I have always loved Mother’s Day. It’s not because I am a mother because I am not (unless you count four-legged fur balls as “children.”)
I can’t describe the reason for my affinity regarding the celebration of our Moms, but there is something special about this day. When I was young I worked for a greenhouse and garden center in Kansas and Mother’s Day was our “Christmas time.” It was our busiest day of the year. Because of that experience, it’s represents to me a time for planting flowers and bringing the beauty and joy of the summer months back into our lives. But it can also be because I love my own mother so much. Unfortunately, at the age of 82, she passed and is no longer here with us.
As much as I love this holiday, I cringe a bit when I wish someone a “Happy Mother’s Day”, if I don’t know them well. One simply cannot know what loss, infertility or trauma an individual has experienced. Much like the winter holidays, Mother’s Day can bring up some unpleasant feelings.
If that’s your story, I want to take a moment and honor you.

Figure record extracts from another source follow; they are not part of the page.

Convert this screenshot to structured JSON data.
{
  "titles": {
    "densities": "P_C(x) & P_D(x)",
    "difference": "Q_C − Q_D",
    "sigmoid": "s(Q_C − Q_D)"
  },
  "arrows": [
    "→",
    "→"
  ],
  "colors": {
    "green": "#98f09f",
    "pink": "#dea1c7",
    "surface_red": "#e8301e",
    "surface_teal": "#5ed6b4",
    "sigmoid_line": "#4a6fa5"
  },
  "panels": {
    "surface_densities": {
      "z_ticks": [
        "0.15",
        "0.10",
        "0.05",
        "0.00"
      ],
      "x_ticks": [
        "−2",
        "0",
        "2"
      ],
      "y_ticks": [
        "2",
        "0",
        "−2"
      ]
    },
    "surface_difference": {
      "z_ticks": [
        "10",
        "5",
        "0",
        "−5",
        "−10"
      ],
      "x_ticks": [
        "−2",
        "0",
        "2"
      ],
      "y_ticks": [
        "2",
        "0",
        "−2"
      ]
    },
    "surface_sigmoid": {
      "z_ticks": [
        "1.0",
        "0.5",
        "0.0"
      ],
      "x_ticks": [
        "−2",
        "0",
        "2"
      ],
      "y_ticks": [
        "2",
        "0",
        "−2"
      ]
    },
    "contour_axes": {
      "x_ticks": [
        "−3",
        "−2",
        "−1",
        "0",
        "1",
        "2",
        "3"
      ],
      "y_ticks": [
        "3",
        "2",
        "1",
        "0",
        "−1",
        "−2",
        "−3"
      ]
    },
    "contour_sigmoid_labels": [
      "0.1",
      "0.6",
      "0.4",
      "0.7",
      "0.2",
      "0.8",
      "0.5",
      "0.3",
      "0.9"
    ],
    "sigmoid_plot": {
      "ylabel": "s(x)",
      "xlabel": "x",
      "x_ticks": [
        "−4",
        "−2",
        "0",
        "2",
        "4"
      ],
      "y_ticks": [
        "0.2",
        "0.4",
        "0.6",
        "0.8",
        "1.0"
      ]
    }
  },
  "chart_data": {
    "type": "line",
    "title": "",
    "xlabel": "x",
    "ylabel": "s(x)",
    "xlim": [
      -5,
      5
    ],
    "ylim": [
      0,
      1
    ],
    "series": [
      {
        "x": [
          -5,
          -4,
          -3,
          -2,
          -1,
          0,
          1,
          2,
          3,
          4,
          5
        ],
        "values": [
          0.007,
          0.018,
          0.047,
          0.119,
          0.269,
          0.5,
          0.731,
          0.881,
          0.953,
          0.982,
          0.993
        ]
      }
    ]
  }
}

Whether it’s that your mother is no longer here or she would not have made the “best mother of the year award”, if infertility has played a role or you have outlived a child - I just want to say that you are okay for not being happy about this holiday.
For those whose mother has passed away, your sadness is valid.
If your mother (or your son/daughter) was a bit of a challenge and things have not gone as planned, your anger is valid.
If biology isn’t working in your favor and has played a role, your disappointment is valid.
If you had to say “good bye” to a child, your sadness, anger and disappointment is valid.
I am aware that you don’t need me to validate your emotions. However, I want take a moment and recognize what some women may experience on a day that has the expectations of being a happy celebration - I simply want others to feel okay about not feeling okay.
Why? Because it is what my mom taught me to do. That’s why.
In memory of my mother, Alleta Westine Noll.